The impact of technology on healthcare in Australia
Technology in Australian healthcare is evolving rapidly, which is improving outcomes for patients and opening up new opportunities for nurses. From capital cities to regional outposts, information technology (IT) and data management are becoming as important as traditional nursing skills for managing patient care.
With insights from James Cook University, Deloitte Access Economics has highlighted the impact of technology on Australian healthcare in its report. The future of work: occupational and educational trends in nursing in Australia.
Technology makes Australian healthcare more accessible
Deloitte reports that the way nursing care is delivered and managed has changed with the introduction of new technologies. Healthcare technology lifts the constraints on who can deliver healthcare and where it can be delivered.
Wearable and portable devices empower patients to self-manage their care and to receive additional care outside of hospital settings. Meanwhile, point-of-care testing (where medical diagnostic testing of the patient is performed on site) is becoming more available in a larger number of smaller clinics.
“We're starting to see point-of-care testing shifting to smaller metropolitan centres and then going to more rural areas. The benefit of that is that clinicians have access now to [things like] pathology results almost instantly,” says Dr John Smithson, Senior Lecturer and Deputy Head of Nursing and Midwifery at James Cook University (JCU).
Nurses will be engaging with patients in new ways and through different channels. In addition to learning how to operate and oversee relevant healthcare technology in the course of their work, they’ll need to be able to educate patients in using it as well.

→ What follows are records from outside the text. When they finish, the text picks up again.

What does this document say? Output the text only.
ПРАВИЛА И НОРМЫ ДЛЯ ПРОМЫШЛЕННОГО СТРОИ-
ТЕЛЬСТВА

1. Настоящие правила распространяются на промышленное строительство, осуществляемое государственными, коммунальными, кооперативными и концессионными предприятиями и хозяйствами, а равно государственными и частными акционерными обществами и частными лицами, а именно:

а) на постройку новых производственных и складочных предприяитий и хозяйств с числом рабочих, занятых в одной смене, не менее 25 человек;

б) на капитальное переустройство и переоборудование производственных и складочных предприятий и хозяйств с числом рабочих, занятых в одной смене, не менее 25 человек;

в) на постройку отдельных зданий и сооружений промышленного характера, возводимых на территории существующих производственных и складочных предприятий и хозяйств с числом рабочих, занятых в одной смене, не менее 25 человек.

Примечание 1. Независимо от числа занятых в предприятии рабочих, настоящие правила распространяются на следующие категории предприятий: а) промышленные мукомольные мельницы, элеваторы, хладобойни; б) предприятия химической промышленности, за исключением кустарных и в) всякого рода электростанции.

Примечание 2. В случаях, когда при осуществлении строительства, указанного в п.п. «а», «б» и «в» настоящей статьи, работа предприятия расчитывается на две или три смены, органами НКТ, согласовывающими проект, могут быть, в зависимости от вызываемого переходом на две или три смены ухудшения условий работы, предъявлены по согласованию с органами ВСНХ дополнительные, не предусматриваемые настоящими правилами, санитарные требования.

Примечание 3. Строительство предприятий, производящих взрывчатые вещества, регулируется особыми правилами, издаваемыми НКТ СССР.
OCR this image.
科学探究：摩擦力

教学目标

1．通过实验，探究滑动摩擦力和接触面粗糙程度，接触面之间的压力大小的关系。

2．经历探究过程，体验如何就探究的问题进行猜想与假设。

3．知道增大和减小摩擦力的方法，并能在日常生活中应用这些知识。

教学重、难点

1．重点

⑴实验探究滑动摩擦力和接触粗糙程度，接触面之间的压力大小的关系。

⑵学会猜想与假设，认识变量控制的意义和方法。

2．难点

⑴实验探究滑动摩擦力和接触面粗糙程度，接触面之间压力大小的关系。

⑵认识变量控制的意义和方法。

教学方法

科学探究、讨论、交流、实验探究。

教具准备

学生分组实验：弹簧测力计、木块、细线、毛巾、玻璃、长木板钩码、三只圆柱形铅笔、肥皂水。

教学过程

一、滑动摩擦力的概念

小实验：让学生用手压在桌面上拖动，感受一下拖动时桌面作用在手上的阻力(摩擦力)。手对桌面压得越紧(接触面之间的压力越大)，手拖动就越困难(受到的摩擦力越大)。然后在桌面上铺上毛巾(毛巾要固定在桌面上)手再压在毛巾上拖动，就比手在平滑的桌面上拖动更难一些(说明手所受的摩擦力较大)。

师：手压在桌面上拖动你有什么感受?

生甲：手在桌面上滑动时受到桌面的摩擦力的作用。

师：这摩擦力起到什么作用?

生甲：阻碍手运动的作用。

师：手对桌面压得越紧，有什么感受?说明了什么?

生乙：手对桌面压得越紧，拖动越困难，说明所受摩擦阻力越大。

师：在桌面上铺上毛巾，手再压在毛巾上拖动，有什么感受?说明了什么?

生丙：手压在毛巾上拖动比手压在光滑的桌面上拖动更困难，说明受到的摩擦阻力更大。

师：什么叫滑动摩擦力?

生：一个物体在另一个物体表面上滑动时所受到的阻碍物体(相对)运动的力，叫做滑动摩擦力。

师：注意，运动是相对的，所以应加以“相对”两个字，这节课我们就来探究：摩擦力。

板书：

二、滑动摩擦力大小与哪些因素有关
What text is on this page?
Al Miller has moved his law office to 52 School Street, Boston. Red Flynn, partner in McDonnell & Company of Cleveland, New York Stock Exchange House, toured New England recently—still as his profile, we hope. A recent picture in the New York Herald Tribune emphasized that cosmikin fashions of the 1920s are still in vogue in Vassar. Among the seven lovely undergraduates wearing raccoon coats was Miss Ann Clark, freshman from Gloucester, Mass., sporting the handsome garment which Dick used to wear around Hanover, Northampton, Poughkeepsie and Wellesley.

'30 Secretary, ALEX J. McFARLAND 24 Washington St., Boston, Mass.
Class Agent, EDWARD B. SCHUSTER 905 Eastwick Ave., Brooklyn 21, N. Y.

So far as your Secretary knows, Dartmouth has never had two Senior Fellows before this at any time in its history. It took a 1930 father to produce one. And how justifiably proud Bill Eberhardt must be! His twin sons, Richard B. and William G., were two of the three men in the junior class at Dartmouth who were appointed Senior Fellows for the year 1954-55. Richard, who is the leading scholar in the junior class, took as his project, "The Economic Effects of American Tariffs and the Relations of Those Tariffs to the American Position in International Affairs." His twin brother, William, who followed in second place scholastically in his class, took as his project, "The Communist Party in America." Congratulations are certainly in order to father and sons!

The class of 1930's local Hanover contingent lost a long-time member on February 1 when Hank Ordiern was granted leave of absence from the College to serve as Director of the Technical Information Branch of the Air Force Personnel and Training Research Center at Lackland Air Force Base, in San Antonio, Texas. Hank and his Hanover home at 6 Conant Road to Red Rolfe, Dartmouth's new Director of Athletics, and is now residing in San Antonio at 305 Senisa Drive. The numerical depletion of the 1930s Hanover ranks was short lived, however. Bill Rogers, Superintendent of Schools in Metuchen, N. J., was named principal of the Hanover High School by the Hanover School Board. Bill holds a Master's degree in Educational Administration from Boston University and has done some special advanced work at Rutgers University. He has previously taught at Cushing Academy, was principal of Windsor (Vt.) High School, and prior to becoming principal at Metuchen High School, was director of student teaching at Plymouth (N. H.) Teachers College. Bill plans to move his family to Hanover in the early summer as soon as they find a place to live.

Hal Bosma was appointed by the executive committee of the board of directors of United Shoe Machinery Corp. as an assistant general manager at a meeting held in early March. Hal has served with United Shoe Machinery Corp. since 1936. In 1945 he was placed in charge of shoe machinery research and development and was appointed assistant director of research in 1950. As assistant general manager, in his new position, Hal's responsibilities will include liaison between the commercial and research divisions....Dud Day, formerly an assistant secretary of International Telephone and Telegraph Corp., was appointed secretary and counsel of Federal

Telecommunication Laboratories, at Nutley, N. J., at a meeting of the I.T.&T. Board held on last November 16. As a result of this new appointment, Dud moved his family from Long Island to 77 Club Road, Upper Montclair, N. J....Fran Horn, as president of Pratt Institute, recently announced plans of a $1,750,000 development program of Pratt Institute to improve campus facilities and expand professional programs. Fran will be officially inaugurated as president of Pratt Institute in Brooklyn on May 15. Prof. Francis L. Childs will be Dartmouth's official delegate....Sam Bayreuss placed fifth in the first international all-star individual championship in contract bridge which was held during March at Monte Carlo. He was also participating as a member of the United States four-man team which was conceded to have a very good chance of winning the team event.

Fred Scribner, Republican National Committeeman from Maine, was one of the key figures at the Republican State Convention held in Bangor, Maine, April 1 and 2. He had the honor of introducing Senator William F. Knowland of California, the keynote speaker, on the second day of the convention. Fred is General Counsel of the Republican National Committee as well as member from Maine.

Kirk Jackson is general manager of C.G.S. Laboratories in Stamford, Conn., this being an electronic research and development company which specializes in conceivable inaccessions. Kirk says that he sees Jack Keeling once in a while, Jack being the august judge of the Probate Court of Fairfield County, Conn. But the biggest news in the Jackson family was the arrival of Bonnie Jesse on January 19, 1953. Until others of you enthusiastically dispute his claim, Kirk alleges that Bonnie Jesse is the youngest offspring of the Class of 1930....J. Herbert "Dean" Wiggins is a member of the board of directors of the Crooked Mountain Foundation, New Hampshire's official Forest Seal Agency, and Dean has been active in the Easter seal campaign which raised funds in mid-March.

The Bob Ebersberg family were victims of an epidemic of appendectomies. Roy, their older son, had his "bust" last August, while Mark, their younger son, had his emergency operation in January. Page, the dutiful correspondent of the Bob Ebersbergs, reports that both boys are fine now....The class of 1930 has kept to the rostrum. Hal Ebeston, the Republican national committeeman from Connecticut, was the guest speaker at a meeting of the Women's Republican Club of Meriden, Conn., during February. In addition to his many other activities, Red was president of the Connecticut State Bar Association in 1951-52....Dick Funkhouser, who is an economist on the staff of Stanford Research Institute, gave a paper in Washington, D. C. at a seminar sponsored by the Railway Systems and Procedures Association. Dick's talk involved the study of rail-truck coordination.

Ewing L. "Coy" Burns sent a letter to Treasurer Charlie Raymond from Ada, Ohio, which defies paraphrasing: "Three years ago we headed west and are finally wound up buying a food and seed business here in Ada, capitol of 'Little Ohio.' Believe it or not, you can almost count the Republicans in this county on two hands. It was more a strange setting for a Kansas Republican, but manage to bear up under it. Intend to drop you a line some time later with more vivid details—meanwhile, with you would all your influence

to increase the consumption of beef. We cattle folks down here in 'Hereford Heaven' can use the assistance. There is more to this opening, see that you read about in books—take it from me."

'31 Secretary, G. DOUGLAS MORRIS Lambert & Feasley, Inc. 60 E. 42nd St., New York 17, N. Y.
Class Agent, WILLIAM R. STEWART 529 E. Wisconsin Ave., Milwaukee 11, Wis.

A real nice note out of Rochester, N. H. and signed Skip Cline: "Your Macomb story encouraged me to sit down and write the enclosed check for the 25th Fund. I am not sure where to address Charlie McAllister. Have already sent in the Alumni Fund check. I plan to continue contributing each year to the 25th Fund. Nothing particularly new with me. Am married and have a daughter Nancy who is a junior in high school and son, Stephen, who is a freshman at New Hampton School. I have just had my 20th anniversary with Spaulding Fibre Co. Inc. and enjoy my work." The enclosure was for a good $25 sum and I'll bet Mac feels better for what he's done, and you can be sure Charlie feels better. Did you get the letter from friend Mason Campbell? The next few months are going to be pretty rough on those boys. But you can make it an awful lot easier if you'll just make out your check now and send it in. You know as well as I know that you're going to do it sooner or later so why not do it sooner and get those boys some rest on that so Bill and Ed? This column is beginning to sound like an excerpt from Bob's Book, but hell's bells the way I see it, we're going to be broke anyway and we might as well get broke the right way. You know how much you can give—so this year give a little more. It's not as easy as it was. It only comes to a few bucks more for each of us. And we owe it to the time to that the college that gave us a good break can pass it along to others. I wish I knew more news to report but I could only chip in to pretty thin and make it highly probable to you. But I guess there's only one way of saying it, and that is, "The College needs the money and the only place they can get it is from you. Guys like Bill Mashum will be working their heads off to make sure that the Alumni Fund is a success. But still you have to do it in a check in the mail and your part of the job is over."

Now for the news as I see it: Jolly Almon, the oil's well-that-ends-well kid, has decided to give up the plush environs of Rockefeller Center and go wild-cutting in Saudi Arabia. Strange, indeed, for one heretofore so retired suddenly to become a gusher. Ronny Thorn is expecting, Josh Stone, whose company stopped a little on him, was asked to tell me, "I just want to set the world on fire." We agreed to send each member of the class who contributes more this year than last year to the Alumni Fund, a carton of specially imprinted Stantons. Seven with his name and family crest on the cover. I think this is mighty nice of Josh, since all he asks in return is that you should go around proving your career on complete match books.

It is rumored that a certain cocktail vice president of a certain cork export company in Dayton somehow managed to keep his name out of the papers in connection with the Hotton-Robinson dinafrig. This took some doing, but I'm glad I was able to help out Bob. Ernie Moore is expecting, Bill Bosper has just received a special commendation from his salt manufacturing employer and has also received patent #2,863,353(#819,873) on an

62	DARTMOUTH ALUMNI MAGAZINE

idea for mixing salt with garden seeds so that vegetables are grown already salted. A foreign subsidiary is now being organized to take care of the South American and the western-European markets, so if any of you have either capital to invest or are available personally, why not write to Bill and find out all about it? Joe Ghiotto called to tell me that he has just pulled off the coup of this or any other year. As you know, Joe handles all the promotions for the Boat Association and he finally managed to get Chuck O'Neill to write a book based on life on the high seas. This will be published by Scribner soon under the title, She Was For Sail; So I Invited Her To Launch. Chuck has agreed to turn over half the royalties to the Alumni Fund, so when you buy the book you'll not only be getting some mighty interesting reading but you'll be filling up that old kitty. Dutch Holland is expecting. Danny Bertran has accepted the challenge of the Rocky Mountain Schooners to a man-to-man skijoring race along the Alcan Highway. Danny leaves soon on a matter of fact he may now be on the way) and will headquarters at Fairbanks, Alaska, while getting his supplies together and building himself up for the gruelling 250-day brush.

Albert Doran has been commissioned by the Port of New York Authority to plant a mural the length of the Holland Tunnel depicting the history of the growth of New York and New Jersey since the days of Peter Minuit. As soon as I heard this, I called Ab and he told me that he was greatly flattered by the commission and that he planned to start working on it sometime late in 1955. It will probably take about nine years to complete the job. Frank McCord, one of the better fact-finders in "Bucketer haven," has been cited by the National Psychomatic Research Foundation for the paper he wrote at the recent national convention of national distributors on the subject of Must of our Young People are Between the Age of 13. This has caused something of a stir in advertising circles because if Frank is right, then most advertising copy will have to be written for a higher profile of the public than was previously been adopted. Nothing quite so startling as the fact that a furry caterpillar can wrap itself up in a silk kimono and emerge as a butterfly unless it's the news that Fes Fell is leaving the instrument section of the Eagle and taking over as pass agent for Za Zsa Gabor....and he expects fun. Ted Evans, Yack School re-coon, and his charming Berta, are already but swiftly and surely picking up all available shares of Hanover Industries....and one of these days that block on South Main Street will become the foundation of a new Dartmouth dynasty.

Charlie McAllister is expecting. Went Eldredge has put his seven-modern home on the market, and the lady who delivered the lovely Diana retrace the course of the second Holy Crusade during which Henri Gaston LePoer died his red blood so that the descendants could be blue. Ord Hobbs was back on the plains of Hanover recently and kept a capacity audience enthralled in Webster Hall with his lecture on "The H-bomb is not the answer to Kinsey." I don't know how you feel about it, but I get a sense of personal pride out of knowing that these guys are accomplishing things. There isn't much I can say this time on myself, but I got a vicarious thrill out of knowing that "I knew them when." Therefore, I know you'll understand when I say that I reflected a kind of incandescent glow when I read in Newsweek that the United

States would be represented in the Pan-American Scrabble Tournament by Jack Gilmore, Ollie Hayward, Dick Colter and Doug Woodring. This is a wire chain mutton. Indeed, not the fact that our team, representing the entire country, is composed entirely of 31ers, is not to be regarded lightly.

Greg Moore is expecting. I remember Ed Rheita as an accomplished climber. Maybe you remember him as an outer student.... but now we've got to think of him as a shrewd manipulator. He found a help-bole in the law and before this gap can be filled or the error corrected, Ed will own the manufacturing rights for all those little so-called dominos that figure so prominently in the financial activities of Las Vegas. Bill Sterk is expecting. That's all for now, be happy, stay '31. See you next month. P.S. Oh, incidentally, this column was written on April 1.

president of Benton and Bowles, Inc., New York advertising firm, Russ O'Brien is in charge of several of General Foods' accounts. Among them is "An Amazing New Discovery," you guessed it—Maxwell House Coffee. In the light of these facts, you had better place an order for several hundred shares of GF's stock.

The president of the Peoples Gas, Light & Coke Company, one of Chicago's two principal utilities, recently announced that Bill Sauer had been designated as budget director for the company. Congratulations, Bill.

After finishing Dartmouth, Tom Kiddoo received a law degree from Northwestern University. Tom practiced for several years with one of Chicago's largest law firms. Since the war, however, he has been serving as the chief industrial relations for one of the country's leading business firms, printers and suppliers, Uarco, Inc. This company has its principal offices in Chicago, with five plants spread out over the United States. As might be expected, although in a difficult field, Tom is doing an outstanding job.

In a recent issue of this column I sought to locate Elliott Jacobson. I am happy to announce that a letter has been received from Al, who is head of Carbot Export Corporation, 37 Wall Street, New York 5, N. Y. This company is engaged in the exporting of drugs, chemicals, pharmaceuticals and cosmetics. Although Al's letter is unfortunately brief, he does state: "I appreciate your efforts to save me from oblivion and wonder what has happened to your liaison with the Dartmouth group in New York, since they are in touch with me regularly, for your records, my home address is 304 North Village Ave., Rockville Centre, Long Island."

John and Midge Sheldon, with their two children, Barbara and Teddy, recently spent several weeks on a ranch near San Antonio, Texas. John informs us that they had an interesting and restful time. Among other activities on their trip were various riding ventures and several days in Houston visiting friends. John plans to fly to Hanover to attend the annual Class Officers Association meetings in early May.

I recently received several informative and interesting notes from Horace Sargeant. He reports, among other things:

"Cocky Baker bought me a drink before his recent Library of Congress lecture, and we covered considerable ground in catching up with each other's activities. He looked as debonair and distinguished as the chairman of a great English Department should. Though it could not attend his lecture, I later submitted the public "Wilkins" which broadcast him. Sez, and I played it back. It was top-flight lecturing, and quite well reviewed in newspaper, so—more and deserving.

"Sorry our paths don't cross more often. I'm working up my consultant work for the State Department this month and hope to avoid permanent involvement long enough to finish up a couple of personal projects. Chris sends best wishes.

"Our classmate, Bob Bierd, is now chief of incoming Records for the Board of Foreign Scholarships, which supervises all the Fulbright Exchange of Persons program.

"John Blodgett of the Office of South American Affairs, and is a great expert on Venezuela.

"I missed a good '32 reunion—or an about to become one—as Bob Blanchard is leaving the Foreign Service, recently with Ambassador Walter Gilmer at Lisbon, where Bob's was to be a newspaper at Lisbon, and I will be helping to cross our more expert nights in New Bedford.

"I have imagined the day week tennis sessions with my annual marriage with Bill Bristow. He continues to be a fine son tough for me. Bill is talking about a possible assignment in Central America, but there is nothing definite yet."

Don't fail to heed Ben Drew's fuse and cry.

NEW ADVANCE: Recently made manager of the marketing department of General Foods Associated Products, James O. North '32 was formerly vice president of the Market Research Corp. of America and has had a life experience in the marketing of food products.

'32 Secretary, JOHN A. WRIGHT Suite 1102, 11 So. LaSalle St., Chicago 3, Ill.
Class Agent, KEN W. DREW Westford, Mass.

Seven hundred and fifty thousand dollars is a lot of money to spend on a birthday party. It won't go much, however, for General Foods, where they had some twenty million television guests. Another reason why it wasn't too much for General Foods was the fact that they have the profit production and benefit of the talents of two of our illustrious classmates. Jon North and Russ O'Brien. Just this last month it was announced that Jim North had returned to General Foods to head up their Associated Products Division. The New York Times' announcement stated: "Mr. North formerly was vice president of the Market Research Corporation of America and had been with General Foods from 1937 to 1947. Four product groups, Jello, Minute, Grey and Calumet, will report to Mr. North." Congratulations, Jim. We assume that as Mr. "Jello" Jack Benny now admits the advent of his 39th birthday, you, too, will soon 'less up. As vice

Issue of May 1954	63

Government initiatives support technology in nursing
Deloitte’s report highlights that healthcare technology such as telehealth is being embedded into government strategy. In NSW, there is a commitment to building telehealth into clinical practice through training and investment in new technologies.
“Telehealth simply involves people accessing healthcare through technological means such as video conferencing and other similar means as opposed to being there with the clinician live,” says Dr Smithson.
Data management is key to modern nursing
Aside from flexibility, Dr Smithson says healthcare technology is providing greater access to much more data. “Going back 10 [or] 20 years, a lot of data was collected on paper and never saw the digital environment. But so much of our data now is being collected digitally, so that means we've got vast amounts of patient data available to us.” Deloitte reports that patient privacy and data security issues could become a greater concern for nursing professionals in the future.
In addition to negotiating regulations around privacy, the increase in data will enable greater collaboration with primary healthcare workers. This fine balance between privacy and collaboration will require nurses to develop skills in data management.
The impact of technology requires nurses with higher qualifications
While nurses in Australian healthcare will require IT and data management skills, there’s a range of additional capabilities that will also be sought after. “There'll be a demand for nurses who can provide complex care and manage complex situations whether that be clinical situations or managerial situations,” says Dr Smithson.